If it weren’t for the fact that they originate from Russia, a country not exactly well known for its contribution to the heavy music scene, Wildways might have the most clichéd story in modern metalcore. Starting out with an unnecessarily unwieldy moniker, Sarah Where Is My Tea, their primary accomplishments have been tours with the likes of Asking Alexandria and Blessthefall, and their cover of Lana Del Rey’s “Born to Die” getting rather a lot of YouTube views. They’ve done tours sponsored by Vans and are are now signed to Artery Recordings – none of this would be cause for them to stand out. What you’re probably thus expecting is some major twist in the tale – something that makes this band one that you need to stop whatever it is your doing and give your full attention to for the forty-odd minutes it takes to listen to their album.
Instead, you get “Faka Faka Yeah”. It’s a strong candidate for the very worst song of the year so far, and that’s even taking into account there’s a new Wiz Khalifa album out. Bring together trap elements shorn of all the attitude that characterises the genre, nonsensical screamed lyrics, a sonorous pitch-shifted voice that sounds like it’s culled from a bad porno (which bizarrely keeps cropping up over the course of Into the Wild) and breakdowns so ham-fisted they’ll offend vegetarians, and you get a piece of music that makes Attila sound like musical geniuses. What makes it even more difficult to stomach is that it sticks out like a sore thumb on the album tracklisting, its juvenile repulsiveness only half cropping up again on “D.O.I.T.”, an even more bewildering song that seems to take Shia Labeouf’s motivational speeches as its lyrical inspiration.
The rest of Into the Wild is instead bog-standard ‘10s metalcore that overall leans slightly towards the melodic end of the spectrum, and understandably so considering Toli Wild (if that is his real name) has a far more interesting singing voice than his textbook screams. However, his band are utterly sidelined by the excess of computerised gloss drenched over the songs that leaves their attempts to excite with quite impressive guitar work and tenable energy to slide in one ear and leave the other with minimum fuss. Their approach to songwriting is tired as it is without the additional impediment of a production job that neuters their every note.
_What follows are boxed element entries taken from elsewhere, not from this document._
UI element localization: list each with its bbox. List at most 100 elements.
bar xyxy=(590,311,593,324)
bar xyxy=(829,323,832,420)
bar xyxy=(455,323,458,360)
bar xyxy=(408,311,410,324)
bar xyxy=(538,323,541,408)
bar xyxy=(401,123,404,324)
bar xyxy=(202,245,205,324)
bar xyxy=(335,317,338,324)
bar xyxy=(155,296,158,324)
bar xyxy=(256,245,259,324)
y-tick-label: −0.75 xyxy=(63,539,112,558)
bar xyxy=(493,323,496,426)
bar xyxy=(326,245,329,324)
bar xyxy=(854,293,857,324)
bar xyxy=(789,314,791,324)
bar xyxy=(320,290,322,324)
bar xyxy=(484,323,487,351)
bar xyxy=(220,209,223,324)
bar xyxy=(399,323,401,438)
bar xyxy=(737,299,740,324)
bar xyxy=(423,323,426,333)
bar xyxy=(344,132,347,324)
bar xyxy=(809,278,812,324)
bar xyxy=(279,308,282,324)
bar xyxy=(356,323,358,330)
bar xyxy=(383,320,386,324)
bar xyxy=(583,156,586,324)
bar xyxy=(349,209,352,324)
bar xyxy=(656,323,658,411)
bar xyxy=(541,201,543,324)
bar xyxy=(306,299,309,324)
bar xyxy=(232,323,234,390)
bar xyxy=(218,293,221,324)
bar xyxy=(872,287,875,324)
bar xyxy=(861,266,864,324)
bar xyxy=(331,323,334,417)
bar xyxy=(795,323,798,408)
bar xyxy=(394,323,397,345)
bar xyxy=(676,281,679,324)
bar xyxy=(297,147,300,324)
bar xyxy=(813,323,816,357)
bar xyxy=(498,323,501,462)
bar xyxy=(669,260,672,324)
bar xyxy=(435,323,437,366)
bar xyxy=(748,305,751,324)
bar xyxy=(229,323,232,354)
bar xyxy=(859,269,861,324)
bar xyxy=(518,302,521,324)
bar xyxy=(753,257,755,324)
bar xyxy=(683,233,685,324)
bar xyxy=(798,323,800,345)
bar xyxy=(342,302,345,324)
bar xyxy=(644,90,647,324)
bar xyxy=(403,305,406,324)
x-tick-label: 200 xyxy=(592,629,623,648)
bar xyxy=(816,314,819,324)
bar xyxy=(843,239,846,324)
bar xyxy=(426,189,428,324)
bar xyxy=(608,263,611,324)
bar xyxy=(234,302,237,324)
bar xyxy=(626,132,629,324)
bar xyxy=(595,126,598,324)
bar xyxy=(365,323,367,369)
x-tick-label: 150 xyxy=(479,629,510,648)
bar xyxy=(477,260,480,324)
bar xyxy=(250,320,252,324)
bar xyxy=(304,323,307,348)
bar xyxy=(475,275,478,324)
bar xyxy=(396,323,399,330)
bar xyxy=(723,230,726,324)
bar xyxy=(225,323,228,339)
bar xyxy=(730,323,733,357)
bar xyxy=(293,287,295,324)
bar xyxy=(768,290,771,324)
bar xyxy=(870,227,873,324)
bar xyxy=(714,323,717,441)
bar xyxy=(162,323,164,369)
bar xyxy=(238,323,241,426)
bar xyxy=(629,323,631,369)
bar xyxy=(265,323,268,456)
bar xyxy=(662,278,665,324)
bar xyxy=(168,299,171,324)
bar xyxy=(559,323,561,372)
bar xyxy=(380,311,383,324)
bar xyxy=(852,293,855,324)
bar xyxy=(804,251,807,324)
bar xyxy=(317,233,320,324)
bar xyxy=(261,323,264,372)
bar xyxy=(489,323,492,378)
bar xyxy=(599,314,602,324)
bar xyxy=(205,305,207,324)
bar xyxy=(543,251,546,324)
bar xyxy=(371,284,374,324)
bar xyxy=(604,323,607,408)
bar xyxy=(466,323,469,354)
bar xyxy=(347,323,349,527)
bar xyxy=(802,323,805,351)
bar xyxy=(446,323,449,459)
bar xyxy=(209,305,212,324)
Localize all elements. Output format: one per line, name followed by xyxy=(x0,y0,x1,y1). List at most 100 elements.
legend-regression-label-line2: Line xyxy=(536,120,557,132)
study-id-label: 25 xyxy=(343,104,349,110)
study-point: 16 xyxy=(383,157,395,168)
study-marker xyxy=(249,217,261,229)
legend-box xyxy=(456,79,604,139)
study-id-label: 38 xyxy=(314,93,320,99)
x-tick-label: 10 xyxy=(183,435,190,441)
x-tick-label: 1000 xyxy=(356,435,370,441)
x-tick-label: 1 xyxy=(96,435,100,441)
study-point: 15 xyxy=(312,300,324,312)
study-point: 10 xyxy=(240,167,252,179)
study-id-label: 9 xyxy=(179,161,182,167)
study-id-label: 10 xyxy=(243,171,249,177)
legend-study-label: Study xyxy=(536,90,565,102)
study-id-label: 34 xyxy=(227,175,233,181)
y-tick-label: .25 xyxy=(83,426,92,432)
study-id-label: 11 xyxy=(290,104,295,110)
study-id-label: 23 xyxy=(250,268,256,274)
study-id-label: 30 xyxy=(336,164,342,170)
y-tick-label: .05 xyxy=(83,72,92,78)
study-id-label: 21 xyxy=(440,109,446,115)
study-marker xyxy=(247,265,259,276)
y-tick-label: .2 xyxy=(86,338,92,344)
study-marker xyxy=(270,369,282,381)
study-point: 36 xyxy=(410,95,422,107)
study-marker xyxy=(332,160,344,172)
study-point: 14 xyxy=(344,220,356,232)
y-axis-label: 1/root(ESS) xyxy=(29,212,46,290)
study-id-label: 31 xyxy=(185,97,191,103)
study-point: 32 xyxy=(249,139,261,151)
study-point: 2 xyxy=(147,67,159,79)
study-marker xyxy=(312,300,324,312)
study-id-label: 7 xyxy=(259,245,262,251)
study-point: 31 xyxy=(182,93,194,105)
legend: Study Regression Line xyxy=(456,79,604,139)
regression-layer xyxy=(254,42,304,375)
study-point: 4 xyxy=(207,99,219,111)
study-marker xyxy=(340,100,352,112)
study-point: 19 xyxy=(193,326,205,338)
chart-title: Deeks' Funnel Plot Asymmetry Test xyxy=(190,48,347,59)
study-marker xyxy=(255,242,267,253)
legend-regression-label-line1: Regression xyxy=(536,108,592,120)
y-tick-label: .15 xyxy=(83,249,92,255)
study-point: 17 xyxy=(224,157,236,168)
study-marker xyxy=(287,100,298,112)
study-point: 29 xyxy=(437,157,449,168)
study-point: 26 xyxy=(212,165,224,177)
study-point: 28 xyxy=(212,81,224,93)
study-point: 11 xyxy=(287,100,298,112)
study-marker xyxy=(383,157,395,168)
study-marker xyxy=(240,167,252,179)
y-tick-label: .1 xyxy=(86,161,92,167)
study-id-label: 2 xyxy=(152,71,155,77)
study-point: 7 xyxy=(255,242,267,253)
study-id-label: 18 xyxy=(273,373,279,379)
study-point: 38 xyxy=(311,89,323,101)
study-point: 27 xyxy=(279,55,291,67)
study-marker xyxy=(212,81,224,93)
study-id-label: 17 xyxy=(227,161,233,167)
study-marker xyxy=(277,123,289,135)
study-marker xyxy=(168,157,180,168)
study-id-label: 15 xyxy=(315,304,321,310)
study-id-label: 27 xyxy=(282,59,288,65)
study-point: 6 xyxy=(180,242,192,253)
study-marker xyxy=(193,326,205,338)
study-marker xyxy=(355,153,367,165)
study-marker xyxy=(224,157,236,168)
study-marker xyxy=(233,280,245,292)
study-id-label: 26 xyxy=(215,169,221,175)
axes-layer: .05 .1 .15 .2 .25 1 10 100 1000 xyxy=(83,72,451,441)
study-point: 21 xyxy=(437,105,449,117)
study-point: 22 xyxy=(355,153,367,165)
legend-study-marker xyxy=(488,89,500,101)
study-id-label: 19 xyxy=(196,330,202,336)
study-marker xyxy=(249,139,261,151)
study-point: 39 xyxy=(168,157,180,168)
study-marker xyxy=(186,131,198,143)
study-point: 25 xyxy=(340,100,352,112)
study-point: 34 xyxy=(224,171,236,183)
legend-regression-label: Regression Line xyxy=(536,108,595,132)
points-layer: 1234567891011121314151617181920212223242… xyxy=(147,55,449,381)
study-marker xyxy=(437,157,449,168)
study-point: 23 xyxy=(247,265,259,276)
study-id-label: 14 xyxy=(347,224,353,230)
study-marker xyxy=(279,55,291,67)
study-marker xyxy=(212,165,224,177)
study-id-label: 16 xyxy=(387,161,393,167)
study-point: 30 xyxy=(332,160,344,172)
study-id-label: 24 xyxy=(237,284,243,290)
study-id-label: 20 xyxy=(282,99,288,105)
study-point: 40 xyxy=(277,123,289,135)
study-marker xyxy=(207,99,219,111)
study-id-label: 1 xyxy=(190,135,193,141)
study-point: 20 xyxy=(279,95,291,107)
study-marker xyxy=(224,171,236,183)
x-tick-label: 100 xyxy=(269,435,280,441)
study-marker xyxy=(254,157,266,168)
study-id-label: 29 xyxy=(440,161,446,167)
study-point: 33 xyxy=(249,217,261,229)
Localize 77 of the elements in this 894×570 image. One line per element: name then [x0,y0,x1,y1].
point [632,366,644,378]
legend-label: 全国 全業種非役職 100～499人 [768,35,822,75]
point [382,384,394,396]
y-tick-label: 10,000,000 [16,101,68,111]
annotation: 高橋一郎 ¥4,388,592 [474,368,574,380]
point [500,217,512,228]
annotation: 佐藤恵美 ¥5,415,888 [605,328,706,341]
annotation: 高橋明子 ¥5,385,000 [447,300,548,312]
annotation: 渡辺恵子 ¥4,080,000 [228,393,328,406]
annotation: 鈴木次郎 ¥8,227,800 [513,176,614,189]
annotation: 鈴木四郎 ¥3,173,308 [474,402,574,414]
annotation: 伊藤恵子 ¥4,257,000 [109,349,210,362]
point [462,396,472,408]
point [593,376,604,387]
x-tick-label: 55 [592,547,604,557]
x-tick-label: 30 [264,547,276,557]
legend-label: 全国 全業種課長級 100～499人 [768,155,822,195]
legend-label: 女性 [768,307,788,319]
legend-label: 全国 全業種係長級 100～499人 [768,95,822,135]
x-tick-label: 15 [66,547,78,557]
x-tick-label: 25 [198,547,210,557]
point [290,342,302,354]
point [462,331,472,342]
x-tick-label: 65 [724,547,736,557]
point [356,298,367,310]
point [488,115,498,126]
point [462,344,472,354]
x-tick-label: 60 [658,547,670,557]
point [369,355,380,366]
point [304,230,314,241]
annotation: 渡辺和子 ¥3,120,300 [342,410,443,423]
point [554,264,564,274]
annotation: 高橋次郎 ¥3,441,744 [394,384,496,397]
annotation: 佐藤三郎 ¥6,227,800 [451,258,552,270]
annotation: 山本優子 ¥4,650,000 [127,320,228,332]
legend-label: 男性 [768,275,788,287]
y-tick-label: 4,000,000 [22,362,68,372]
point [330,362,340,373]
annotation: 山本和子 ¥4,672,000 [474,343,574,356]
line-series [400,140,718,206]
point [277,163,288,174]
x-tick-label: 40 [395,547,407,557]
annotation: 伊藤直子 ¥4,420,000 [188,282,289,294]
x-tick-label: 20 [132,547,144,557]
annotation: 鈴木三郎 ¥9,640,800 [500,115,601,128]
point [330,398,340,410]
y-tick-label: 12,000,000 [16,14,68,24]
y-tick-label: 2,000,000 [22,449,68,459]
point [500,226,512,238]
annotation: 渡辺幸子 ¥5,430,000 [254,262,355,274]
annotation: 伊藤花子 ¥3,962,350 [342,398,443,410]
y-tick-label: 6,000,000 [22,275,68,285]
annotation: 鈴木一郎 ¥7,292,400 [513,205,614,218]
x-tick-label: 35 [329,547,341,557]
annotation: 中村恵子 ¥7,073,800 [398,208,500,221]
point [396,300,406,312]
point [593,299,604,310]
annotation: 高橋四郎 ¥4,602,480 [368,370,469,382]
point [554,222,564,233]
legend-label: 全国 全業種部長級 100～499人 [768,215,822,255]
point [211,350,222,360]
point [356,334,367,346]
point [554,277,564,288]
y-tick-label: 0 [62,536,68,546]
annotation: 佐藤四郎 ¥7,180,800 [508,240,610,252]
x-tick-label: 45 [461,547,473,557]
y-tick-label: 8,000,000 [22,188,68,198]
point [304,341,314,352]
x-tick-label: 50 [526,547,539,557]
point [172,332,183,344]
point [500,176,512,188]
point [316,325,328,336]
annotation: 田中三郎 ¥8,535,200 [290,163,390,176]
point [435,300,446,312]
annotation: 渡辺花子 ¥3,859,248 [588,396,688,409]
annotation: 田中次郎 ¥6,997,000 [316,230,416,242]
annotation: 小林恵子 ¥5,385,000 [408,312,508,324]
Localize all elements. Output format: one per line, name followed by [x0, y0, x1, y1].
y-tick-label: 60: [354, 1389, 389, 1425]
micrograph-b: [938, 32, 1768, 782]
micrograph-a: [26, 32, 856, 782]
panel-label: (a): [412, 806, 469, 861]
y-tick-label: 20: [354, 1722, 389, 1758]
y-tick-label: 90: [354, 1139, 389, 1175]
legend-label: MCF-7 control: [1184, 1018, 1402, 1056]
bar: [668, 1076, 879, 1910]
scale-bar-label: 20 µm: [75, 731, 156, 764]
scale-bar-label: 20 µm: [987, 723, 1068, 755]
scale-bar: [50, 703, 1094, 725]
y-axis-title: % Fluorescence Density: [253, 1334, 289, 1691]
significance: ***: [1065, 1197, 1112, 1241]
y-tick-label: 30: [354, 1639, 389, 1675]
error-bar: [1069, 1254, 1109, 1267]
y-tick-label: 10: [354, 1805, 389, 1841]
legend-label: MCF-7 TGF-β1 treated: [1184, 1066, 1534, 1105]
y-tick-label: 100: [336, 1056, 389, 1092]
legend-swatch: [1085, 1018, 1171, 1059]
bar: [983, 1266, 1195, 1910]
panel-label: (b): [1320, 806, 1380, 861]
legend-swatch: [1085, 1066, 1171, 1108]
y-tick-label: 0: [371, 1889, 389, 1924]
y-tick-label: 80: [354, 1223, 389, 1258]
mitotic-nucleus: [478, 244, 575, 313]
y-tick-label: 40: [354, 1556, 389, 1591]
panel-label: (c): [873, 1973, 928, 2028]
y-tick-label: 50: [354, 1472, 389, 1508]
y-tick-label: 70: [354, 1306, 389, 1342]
Some of the choruses are engaging while they’re playing but as a whole totally fail to be memorable, guest appearances from Palisades’ Lou Miceli among others failing to make them stick. The lyrics are as genre-typical as the musicianship, and though the heartfelt appeals to believe in oneself and take the world on sound convincing they’re very, very difficult to take seriously after the faux-gangsta stylings of “Faka Faka Yeah”, be it parody or not. There’s little to redeem Wildways on the basis of this album, the closest things to highlights coming in the form of fully electronic pseudo-ballad “Wings” and a mildly engaging duet with Rebecca Need-Menear on “Princess”, which are neither tedious nor boring in as close to a compliment as can be paid to them.
What little promise this band displayed on earlier, less synthetic material has been thrown into the gutter by attempts to sound modern that instead render Into the Wild trite, and moments of poor judgement so monumental that any attempts to redeem themselves are impossible to be treated sincerely. In other words, Faka Faka no.